It’s Star Wars Day, and if you’re a fan of both Star Wars and language (especially conlangs, or constructed languages), you might enjoy spending some time with The Complete Wermo’s Guide to Huttese, which opens up with some of the real-world origins of the alien language spoken in the films:
According to the Behind the Magic CD-Rom, Ben Burtt derived the Huttese language from the ancient Incan dialect, Quechua. He based many phrases on samples from a language exercise tape. I have found a site that gives lessons on Quechua and have found a few Quechua words used in the Star Wars saga. The first word is ‘tuta.’ In Episode I the phrase “Sebulba tuta Pixelito” is used meaning “Sebulba from Pixelito.” The Quechua ‘tuta’ however used in this phrase: “Imarayku kunan tuta,” means “For this night past.” Another word is ‘chawa.’ “Neek me chawa wermo,” said Sebulba: “Next time we race,” but in Quechua, ‘chawa’ means ‘uncooked.’ And although ‘tullpa’ which means “cooking spot in a kitchen” is not an exact spelling of ‘tolpa’ (Tolpa da bunky dunko=Then you can go home) the pronunciation is identical. Thus we can gather that Quechua is not Huttese itself but it is a model Ben Burtt used for the style and sound of Huttese.

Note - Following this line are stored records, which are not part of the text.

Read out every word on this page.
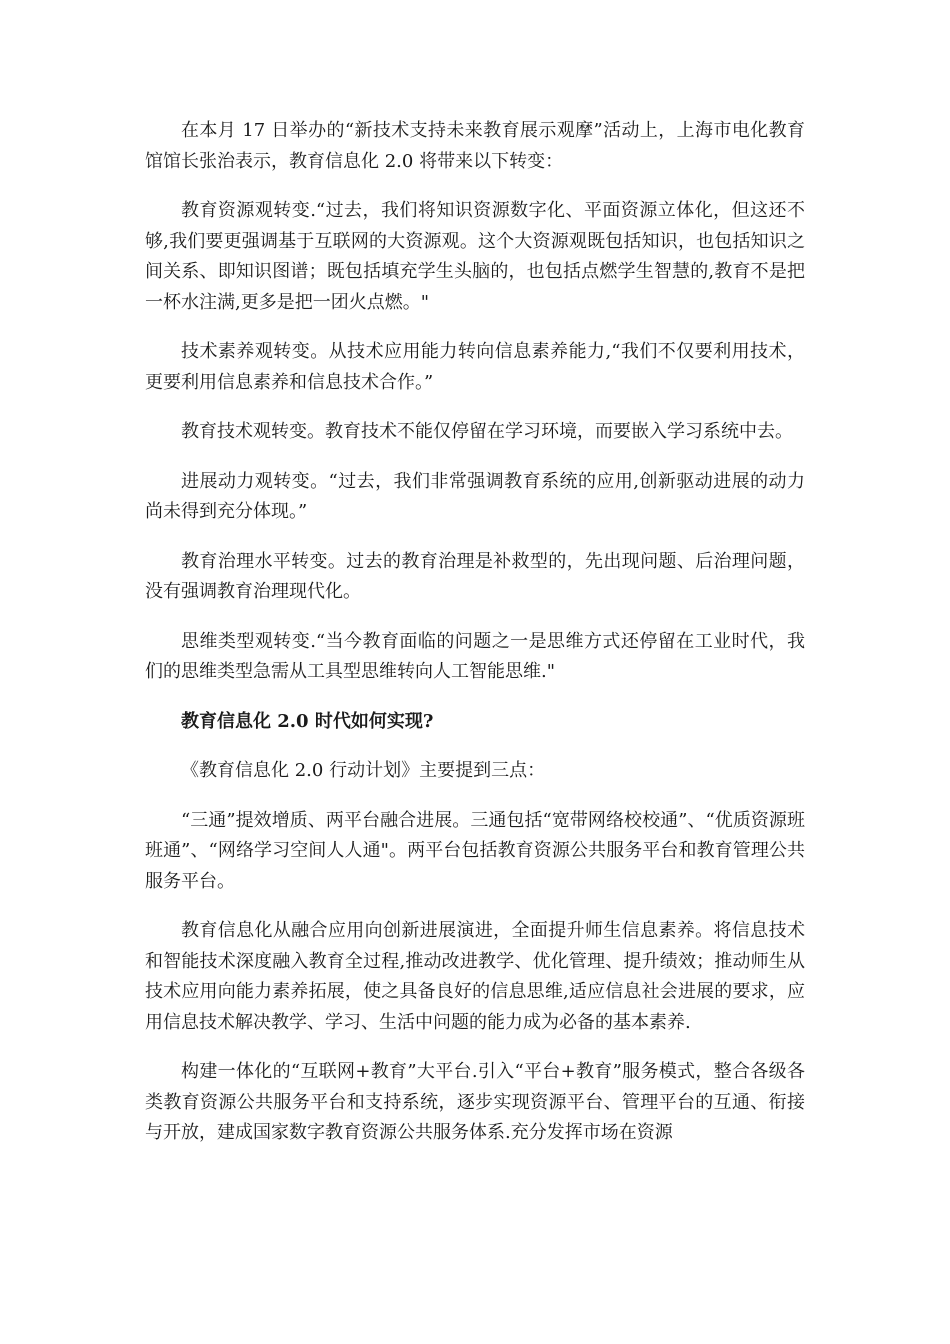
在本月 17 日举办的“新技术支持未来教育展示观摩”活动上，上海市电化教育馆馆长张治表示，教育信息化 2.0 将带来以下转变：

教育资源观转变.“过去，我们将知识资源数字化、平面资源立体化，但这还不够,我们要更强调基于互联网的大资源观。这个大资源观既包括知识，也包括知识之间关系、即知识图谱；既包括填充学生头脑的，也包括点燃学生智慧的,教育不是把一杯水注满,更多是把一团火点燃。"

技术素养观转变。从技术应用能力转向信息素养能力,“我们不仅要利用技术，更要利用信息素养和信息技术合作。”

教育技术观转变。教育技术不能仅停留在学习环境，而要嵌入学习系统中去。

进展动力观转变。“过去，我们非常强调教育系统的应用,创新驱动进展的动力尚未得到充分体现。”

教育治理水平转变。过去的教育治理是补救型的，先出现问题、后治理问题，没有强调教育治理现代化。

思维类型观转变.“当今教育面临的问题之一是思维方式还停留在工业时代，我们的思维类型急需从工具型思维转向人工智能思维."

教育信息化 2.0 时代如何实现?

《教育信息化 2.0 行动计划》主要提到三点：

“三通”提效增质、两平台融合进展。三通包括“宽带网络校校通”、“优质资源班班通”、“网络学习空间人人通"。两平台包括教育资源公共服务平台和教育管理公共服务平台。

教育信息化从融合应用向创新进展演进，全面提升师生信息素养。将信息技术和智能技术深度融入教育全过程,推动改进教学、优化管理、提升绩效；推动师生从技术应用向能力素养拓展，使之具备良好的信息思维,适应信息社会进展的要求，应用信息技术解决教学、学习、生活中问题的能力成为必备的基本素养.

构建一体化的“互联网+教育”大平台.引入“平台+教育”服务模式，整合各级各类教育资源公共服务平台和支持系统，逐步实现资源平台、管理平台的互通、衔接与开放，建成国家数字教育资源公共服务体系.充分发挥市场在资源
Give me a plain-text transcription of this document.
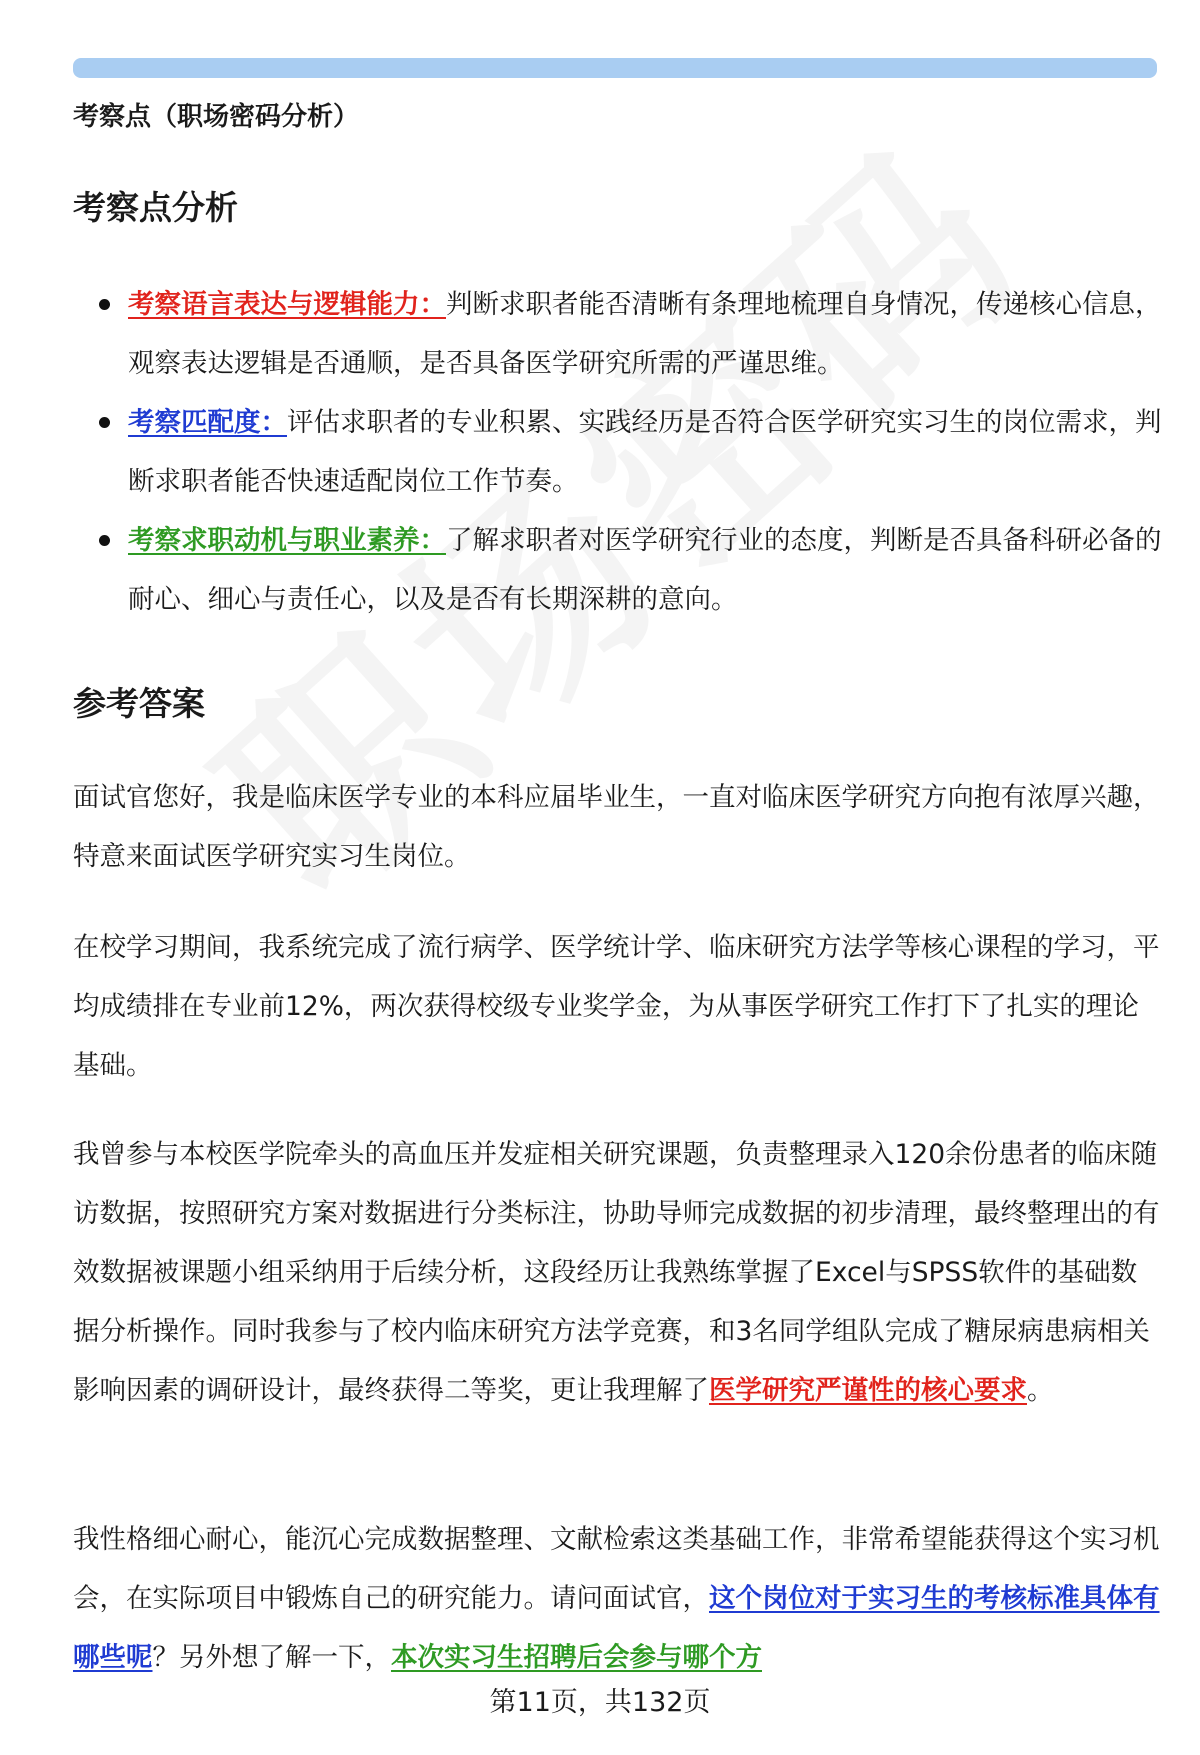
考察点（职场密码分析）

考察点分析
考察语言表达与逻辑能力：判断求职者能否清晰有条理地梳理自身情况，传递核心信息，观察表达逻辑是否通顺，是否具备医学研究所需的严谨思维。
考察匹配度：评估求职者的专业积累、实践经历是否符合医学研究实习生的岗位需求，判断求职者能否快速适配岗位工作节奏。
考察求职动机与职业素养：了解求职者对医学研究行业的态度，判断是否具备科研必备的耐心、细心与责任心，以及是否有长期深耕的意向。
参考答案

面试官您好，我是临床医学专业的本科应届毕业生，一直对临床医学研究方向抱有浓厚兴趣，特意来面试医学研究实习生岗位。

在校学习期间，我系统完成了流行病学、医学统计学、临床研究方法学等核心课程的学习，平均成绩排在专业前12%，两次获得校级专业奖学金，为从事医学研究工作打下了扎实的理论基础。

我曾参与本校医学院牵头的高血压并发症相关研究课题，负责整理录入120余份患者的临床随访数据，按照研究方案对数据进行分类标注，协助导师完成数据的初步清理，最终整理出的有效数据被课题小组采纳用于后续分析，这段经历让我熟练掌握了Excel与SPSS软件的基础数据分析操作。同时我参与了校内临床研究方法学竞赛，和3名同学组队完成了糖尿病患病相关影响因素的调研设计，最终获得二等奖，更让我理解了医学研究严谨性的核心要求。

我性格细心耐心，能沉心完成数据整理、文献检索这类基础工作，非常希望能获得这个实习机会，在实际项目中锻炼自己的研究能力。请问面试官，这个岗位对于实习生的考核标准具体有哪些呢？另外想了解一下，本次实习生招聘后会参与哪个方

第11页，共132页
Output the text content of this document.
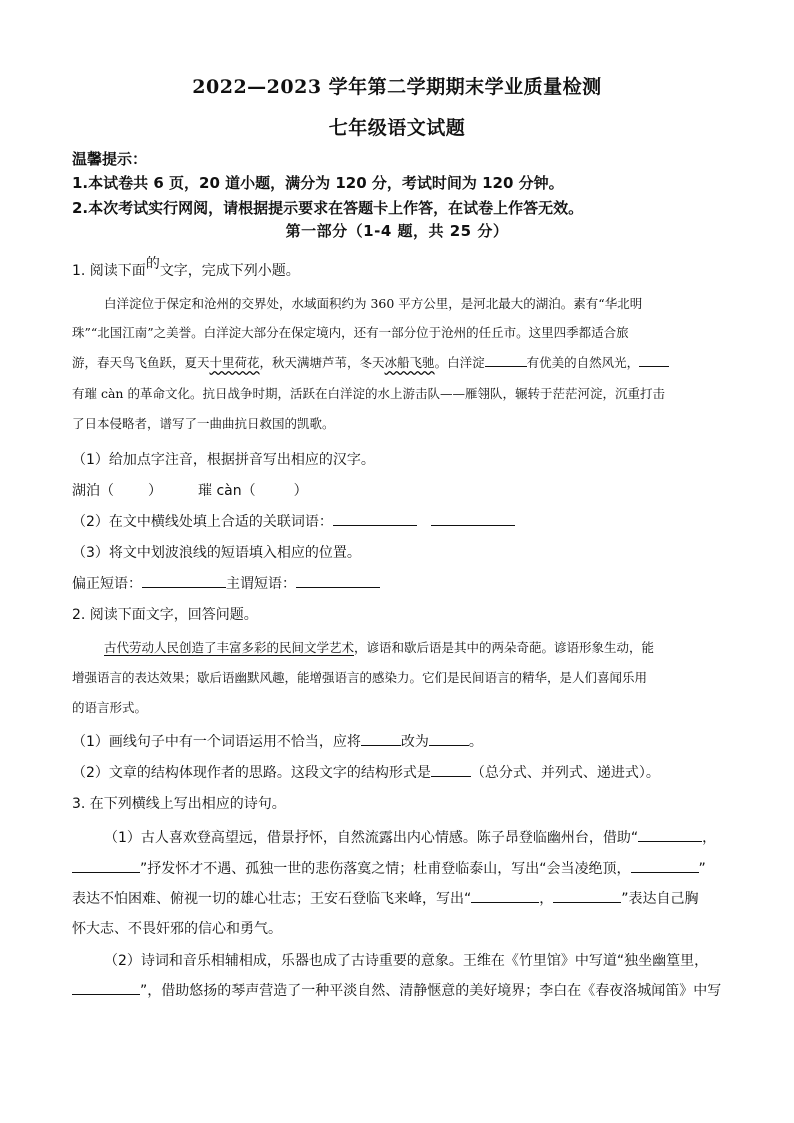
2022—2023 学年第二学期期末学业质量检测
七年级语文试题
温馨提示：
1.本试卷共 6 页，20 道小题，满分为 120 分，考试时间为 120 分钟。
2.本次考试实行网阅，请根据提示要求在答题卡上作答，在试卷上作答无效。
第一部分（1-4 题，共 25 分）
1. 阅读下面的文字，完成下列小题。
白洋淀位于保定和沧州的交界处，水域面积约为 360 平方公里，是河北最大的湖泊。素有“华北明
珠”“北国江南”之美誉。白洋淀大部分在保定境内，还有一部分位于沧州的任丘市。这里四季都适合旅
游，春天鸟飞鱼跃，夏天十里荷花，秋天满塘芦苇，冬天冰船飞驰。白洋淀	有优美的自然风光，
有璀 càn 的革命文化。抗日战争时期，活跃在白洋淀的水上游击队——雁翎队，辗转于茫茫河淀，沉重打击
了日本侵略者，谱写了一曲曲抗日救国的凯歌。
（1）给加点字注音，根据拼音写出相应的汉字。
湖泊（ ）	璀 càn（	）
（2）在文中横线处填上合适的关联词语：
（3）将文中划波浪线的短语填入相应的位置。
偏正短语：	主谓短语：
2. 阅读下面文字，回答问题。
古代劳动人民创造了丰富多彩的民间文学艺术，谚语和歇后语是其中的两朵奇葩。谚语形象生动，能
增强语言的表达效果；歇后语幽默风趣，能增强语言的感染力。它们是民间语言的精华，是人们喜闻乐用
的语言形式。
（1）画线句子中有一个词语运用不恰当，应将	改为	。
（2）文章的结构体现作者的思路。这段文字的结构形式是	（总分式、并列式、递进式）。
3. 在下列横线上写出相应的诗句。
（1）古人喜欢登高望远，借景抒怀，自然流露出内心情感。陈子昂登临幽州台，借助“	，
”抒发怀才不遇、孤独一世的悲伤落寞之情；杜甫登临泰山，写出“会当凌绝顶，	”
表达不怕困难、俯视一切的雄心壮志；王安石登临飞来峰，写出“	，	”表达自己胸
怀大志、不畏奸邪的信心和勇气。
（2）诗词和音乐相辅相成，乐器也成了古诗重要的意象。王维在《竹里馆》中写道“独坐幽篁里，
”，借助悠扬的琴声营造了一种平淡自然、清静惬意的美好境界；李白在《春夜洛城闻笛》中写
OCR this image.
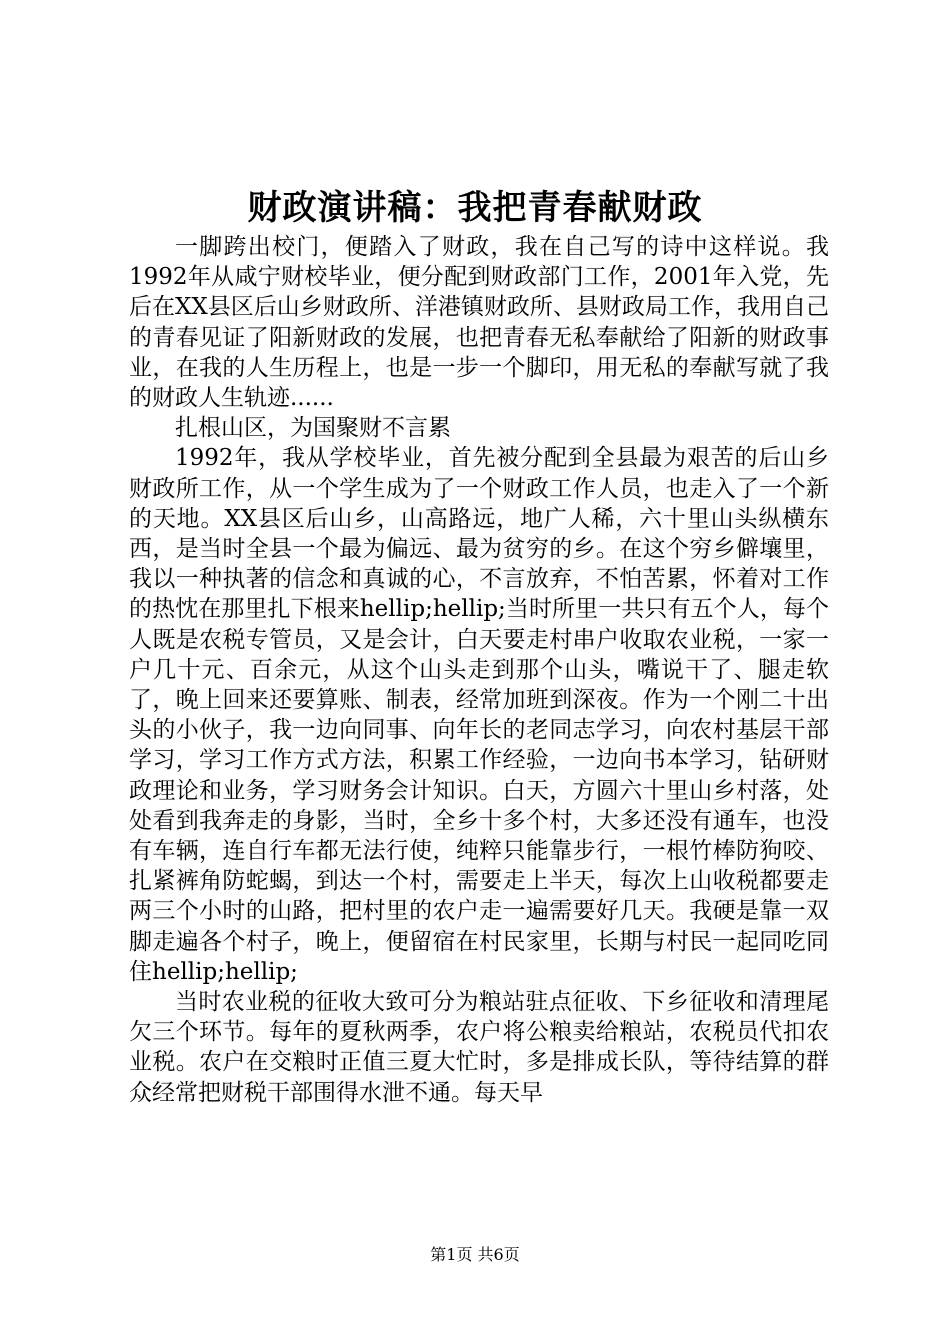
财政演讲稿：我把青春献财政

一脚跨出校门，便踏入了财政，我在自己写的诗中这样说。我1992年从咸宁财校毕业，便分配到财政部门工作，2001年入党，先后在XX县区后山乡财政所、洋港镇财政所、县财政局工作，我用自己的青春见证了阳新财政的发展，也把青春无私奉献给了阳新的财政事业，在我的人生历程上，也是一步一个脚印，用无私的奉献写就了我的财政人生轨迹......

扎根山区，为国聚财不言累

1992年，我从学校毕业，首先被分配到全县最为艰苦的后山乡财政所工作，从一个学生成为了一个财政工作人员，也走入了一个新的天地。XX县区后山乡，山高路远，地广人稀，六十里山头纵横东西，是当时全县一个最为偏远、最为贫穷的乡。在这个穷乡僻壤里，我以一种执著的信念和真诚的心，不言放弃，不怕苦累，怀着对工作的热忱在那里扎下根来hellip;hellip;当时所里一共只有五个人，每个人既是农税专管员，又是会计，白天要走村串户收取农业税，一家一户几十元、百余元，从这个山头走到那个山头，嘴说干了、腿走软了，晚上回来还要算账、制表，经常加班到深夜。作为一个刚二十出头的小伙子，我一边向同事、向年长的老同志学习，向农村基层干部学习，学习工作方式方法，积累工作经验，一边向书本学习，钻研财政理论和业务，学习财务会计知识。白天，方圆六十里山乡村落，处处看到我奔走的身影，当时，全乡十多个村，大多还没有通车，也没有车辆，连自行车都无法行使，纯粹只能靠步行，一根竹棒防狗咬、扎紧裤角防蛇蝎，到达一个村，需要走上半天，每次上山收税都要走两三个小时的山路，把村里的农户走一遍需要好几天。我硬是靠一双脚走遍各个村子，晚上，便留宿在村民家里，长期与村民一起同吃同住hellip;hellip;

当时农业税的征收大致可分为粮站驻点征收、下乡征收和清理尾欠三个环节。每年的夏秋两季，农户将公粮卖给粮站，农税员代扣农业税。农户在交粮时正值三夏大忙时，多是排成长队，等待结算的群众经常把财税干部围得水泄不通。每天早

第1页 共6页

According to some sources, the scene where Greedo encounters Han Solo at the cantina, Greedo actually says something akin to, “I love your big blue eyes.”
There’s another handy Huttese phrasebook at Nerd Girl Army, and if you just want a brief rundown, this video will give you some basic phrases, as well as pointing out that the Huttese numbering system is base-8.
If this kind of thing fascinates you, then U kulle rah doe kankee kung.